Chilly, damp weather did not deter the hundreds of people who turned out for the 22nd annual Salad Days celebration on Saturday, July 9 at the Watershed Center for the Arts, located on an expansive, bucolic property in Newcastle.
Fran Rudoff, executive director of the center, said “at least 500 people” were in attendance. This year’s Salad Days artist, Liz Hafey, made more than 500 ceramic plates for the event, she said, and “there were about a dozen left.”
“This was the biggest Salad Days we ever had,” said Rudoff.
Salad Days is one of two food- and ceramics-focused community events – the other being Soup Bowl Supper, held every spring – that the brick-factory-turned-arts-center puts on annually.
Near the entrance to the event, people with eager faces stood happily, chatting in a long line to pick out one of Hafey’s lovely creations. On the sidelines, Whitefield musicians Will West and Michele Roy, on guitar and fiddle, respectively, kept the folks in line happy with their catchy Celtic tunes.
Under a nearby canopy, attendees took time to sort through the assortment of sturdy, colorful plates – red, green, yellow, pink-and-blue, and so on – piled high on several long tables before settling on the one they liked the best. Besides getting to fill their plates with salads, bread, and desserts, attendees got to take home the signed and dated pieces of artwork.
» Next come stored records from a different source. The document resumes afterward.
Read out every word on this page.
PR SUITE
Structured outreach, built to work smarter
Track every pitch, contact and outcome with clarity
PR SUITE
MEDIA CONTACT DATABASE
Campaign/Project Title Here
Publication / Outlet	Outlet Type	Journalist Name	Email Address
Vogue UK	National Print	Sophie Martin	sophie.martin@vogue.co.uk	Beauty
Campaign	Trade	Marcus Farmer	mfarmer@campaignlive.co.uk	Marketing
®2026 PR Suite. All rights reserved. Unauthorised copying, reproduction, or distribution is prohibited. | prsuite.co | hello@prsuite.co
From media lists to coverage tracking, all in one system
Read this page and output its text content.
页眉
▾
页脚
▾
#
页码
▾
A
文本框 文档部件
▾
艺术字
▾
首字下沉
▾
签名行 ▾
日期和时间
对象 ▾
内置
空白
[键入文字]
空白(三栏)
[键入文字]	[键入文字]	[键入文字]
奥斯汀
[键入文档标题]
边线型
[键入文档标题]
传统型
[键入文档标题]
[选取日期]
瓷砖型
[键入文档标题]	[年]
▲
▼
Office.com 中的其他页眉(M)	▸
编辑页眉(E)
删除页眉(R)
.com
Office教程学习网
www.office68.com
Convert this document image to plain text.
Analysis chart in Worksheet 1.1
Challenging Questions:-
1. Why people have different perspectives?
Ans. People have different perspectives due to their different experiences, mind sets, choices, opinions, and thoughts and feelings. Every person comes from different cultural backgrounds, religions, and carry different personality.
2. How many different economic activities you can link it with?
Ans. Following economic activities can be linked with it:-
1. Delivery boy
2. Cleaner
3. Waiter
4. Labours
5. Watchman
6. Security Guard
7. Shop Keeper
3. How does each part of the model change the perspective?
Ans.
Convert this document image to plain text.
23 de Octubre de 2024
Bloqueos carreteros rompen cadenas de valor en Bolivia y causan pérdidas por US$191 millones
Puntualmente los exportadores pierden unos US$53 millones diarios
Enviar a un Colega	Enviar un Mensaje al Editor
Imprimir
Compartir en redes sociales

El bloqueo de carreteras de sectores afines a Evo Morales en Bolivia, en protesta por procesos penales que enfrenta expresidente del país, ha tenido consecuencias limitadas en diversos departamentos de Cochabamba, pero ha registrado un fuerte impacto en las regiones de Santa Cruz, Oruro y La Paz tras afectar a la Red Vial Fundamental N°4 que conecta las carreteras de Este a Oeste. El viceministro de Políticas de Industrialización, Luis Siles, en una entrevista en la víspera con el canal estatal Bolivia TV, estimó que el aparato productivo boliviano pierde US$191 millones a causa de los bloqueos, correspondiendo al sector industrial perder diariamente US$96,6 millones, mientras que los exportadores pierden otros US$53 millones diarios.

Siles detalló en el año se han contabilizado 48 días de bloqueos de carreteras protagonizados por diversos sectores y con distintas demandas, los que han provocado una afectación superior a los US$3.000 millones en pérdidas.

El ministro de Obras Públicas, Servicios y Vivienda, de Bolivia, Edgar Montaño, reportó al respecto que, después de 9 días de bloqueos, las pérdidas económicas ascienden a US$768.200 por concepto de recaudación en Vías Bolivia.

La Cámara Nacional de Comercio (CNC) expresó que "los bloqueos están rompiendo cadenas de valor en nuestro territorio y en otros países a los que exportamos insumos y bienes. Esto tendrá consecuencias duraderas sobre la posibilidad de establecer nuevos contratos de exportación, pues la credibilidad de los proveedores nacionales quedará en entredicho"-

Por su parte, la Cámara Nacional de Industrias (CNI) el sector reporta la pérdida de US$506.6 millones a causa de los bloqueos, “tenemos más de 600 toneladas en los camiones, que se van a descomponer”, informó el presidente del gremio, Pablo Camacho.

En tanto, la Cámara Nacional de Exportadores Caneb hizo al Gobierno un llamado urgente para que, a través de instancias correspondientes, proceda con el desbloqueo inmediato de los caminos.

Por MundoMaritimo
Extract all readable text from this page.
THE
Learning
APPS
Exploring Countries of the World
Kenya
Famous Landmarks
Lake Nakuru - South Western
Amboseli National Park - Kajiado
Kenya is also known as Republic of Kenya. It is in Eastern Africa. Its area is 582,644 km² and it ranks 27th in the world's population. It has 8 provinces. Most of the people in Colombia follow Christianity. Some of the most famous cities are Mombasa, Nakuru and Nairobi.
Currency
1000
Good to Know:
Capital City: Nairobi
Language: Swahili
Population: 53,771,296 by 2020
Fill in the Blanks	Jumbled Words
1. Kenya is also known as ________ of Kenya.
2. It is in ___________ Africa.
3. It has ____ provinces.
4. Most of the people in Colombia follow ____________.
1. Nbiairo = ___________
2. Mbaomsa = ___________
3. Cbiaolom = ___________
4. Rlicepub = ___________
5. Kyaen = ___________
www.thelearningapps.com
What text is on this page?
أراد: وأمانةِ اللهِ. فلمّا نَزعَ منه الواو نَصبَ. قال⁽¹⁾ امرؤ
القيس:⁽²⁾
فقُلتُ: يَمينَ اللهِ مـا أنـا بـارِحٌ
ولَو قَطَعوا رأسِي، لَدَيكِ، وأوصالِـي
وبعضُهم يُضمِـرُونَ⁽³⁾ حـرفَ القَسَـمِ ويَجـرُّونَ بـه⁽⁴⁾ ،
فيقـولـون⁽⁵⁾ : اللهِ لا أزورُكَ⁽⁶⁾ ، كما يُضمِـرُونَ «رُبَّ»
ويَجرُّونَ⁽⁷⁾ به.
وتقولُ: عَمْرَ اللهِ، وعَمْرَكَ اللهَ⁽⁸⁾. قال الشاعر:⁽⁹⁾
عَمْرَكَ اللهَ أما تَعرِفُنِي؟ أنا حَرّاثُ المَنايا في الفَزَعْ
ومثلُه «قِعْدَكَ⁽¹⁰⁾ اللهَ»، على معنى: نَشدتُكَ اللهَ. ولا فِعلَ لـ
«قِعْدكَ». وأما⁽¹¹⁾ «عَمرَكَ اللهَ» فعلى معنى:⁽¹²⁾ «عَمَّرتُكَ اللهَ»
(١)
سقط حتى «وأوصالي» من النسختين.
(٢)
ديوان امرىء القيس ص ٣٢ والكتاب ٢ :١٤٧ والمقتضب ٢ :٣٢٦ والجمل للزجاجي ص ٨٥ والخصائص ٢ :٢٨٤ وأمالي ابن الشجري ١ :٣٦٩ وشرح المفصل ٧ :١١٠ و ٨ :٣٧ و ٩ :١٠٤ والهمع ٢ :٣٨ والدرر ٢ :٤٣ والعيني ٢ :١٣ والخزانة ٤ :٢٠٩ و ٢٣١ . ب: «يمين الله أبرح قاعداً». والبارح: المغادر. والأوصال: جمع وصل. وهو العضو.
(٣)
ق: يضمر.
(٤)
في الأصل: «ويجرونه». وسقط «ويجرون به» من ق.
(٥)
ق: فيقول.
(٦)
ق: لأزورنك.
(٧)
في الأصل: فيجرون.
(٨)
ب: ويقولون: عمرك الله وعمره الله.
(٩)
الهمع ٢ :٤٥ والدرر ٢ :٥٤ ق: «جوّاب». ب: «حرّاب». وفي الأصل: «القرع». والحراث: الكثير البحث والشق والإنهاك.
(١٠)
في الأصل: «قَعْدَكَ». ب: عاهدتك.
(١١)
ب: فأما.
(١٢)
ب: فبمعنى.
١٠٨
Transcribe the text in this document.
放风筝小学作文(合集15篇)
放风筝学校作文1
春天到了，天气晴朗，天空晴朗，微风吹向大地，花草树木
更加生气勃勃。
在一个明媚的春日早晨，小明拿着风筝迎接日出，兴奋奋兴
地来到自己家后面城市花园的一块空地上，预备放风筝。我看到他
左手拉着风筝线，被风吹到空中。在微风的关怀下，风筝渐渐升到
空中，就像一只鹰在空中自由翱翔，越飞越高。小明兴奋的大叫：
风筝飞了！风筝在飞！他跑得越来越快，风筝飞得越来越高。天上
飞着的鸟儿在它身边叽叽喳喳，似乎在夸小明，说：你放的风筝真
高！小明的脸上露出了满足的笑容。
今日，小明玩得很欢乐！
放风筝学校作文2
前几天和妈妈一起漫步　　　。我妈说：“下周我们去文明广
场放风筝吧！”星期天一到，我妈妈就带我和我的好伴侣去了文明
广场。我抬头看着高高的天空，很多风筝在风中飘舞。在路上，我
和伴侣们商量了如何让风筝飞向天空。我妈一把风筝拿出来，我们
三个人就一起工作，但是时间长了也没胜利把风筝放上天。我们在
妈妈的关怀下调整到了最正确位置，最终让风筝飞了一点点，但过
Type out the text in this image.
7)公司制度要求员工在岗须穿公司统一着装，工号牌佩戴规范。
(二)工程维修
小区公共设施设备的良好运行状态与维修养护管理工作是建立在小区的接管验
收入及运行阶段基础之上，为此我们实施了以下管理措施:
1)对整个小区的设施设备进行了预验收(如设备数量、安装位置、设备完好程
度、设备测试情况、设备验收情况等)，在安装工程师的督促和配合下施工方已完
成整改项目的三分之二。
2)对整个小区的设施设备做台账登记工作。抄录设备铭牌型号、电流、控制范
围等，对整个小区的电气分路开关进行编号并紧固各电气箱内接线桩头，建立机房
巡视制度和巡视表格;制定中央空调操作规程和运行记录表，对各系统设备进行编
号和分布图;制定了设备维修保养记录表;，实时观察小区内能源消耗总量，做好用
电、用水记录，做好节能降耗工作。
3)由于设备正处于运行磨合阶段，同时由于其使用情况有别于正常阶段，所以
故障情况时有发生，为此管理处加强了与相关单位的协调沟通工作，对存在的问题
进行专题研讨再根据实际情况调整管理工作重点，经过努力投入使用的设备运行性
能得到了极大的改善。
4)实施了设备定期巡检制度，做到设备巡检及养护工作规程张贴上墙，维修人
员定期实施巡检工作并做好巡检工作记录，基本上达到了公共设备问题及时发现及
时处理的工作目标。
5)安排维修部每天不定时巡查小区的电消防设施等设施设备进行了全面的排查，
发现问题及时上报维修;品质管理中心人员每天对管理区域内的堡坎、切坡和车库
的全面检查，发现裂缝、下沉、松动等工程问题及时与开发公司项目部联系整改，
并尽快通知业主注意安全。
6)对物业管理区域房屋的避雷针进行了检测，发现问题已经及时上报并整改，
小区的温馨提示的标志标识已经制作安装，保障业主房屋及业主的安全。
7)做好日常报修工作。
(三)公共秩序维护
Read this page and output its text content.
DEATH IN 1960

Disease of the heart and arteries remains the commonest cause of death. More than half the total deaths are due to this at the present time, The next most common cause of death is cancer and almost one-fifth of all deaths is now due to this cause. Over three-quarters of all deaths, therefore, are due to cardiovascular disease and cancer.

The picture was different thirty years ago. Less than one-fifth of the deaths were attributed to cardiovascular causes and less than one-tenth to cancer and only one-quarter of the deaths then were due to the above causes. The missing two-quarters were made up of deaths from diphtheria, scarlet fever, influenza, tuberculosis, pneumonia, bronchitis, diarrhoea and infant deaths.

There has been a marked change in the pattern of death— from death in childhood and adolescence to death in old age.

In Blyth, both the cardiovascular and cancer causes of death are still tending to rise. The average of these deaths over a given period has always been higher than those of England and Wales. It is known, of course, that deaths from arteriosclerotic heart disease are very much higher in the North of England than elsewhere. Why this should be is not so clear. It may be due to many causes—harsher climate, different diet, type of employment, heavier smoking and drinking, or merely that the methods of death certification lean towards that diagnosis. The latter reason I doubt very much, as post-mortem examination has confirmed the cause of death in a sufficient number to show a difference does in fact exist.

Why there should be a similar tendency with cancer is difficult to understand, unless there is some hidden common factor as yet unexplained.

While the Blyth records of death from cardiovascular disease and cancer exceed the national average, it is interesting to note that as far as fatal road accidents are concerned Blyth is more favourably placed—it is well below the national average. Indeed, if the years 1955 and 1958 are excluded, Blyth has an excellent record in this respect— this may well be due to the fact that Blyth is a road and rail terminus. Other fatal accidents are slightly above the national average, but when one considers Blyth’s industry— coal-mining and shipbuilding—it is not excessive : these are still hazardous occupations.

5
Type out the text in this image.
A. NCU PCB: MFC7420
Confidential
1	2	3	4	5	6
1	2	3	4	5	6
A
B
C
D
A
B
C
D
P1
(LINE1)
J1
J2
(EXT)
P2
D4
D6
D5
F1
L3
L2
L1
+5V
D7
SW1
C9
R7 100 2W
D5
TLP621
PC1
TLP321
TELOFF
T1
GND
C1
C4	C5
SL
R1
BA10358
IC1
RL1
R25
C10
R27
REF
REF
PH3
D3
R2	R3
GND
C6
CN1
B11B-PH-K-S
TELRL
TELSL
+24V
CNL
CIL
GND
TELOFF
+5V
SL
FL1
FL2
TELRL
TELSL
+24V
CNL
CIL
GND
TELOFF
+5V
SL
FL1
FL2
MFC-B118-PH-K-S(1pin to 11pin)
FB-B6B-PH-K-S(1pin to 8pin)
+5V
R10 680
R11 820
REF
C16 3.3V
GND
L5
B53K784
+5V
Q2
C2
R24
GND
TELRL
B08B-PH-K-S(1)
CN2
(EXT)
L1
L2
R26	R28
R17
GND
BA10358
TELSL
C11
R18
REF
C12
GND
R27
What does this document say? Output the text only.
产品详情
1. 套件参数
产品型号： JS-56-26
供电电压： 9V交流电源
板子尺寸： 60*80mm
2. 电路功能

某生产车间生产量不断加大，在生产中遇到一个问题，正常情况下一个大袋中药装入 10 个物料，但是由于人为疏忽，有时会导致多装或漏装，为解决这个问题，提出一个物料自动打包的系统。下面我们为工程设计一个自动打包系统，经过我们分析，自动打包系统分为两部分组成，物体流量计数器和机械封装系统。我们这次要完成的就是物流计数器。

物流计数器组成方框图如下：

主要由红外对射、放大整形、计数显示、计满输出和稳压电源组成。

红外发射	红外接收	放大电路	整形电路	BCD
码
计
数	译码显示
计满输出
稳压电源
Next, it was off to the salad tables, where people could choose from a constantly replenished (and changing) supply of mouth-watering salads supplied by a number of local and area eateries – from green salads to a vegan couscous salad with corn, poblano and red peppers, red onion, cilantro, scallions, and garlic from Frontier Cafe in Brunswick; from beet salad with horseradish and Dijon mustard from S. Fernald’s Country Store in Damariscotta to those perennial favorites, macaroni salad and potato salad.
Treats of Maine bakery in Wiscasset, among others, weighed in at the dessert tables with yummy toffee cookies with pecans, chocolate chip cookies, and chocolate cake. Water, lemonade, Maine Root sodas, and craft beer were also on hand to keep everyone satisfied.
Under the expansive canopy covering the dining area, hundreds of people of all ages chowed down and chatted while listening to the decidedly entertaining bluegrass trio Jerks of Grass, from Portland. Hafey was introduced to the crowd at one point, to much applause.
Those who had finished eating were free to do such things as wander the beautiful grounds of Watershed Center for the Ceramic Arts, dotted with eye-catching ceramic sculptures; go on a guided tour of the center; and watch pottery-making demonstrations.
They could also try their hand at making a clay cup on the Pots on Wheels potter’s wheel, or peruse the merchandise tent featuring beautiful, creative ceramic pieces made by members of the artist collective Objective Clay. The collective, made up of potters and visual artists from around the U.S., was hosted by Watershed Center for the Ceramic Arts for a special Salad Days-related residency session.
In fact, artist residencies are central to the mission of Watershed Center for the Ceramic Arts, which was founded by clay artists Lynn Duryea, Chris Gustin, and George Mason in 1986 as “a place for clay artists to live and work in community,” as the center’s website, watershedceramics.org, puts it.
Rudoff spoke of long-standing plans aimed at evolving the center into an increasingly thriving, supportive place where ceramic artists can spend time honing their craft.
“Watershed has had a plan for the campus that is 15 years old. Our first capital campaign, in 2001-2002, raised money for the center’s residential cabins for artists,” said Rudoff. The center’s second capital campaign, in the late 2000s, raised money for a new kiln shed.
Watershed Center for the Ceramic Arts is poised to launch a third capital campaign at some point in the not-too-distant future to update the center’s main artist studio, currently a non-heated barn used seasonally, in summer and fall, Rudoff said.
“We want to replace (the barn) with a new studio building to be used year-round. … It’s the next part of a bigger master plan for the campus that we have been slowly implementing over the past 15 years, in a fiscally responsible way.”
However, she said, “We are just in the planning stage right now.”
Next year, said Rudoff, will be the 30th anniversary of Watershed Center for the Ceramic Arts. Salad Days will take place on July 8. Artist Kurt Anderson is currently in the process of making hundreds of plates for next year’s event as part of his residency at the center.
“We have a lot of extra special things planned for Salad Days (next year),” Rudoff said. “We hope everybody will come back!”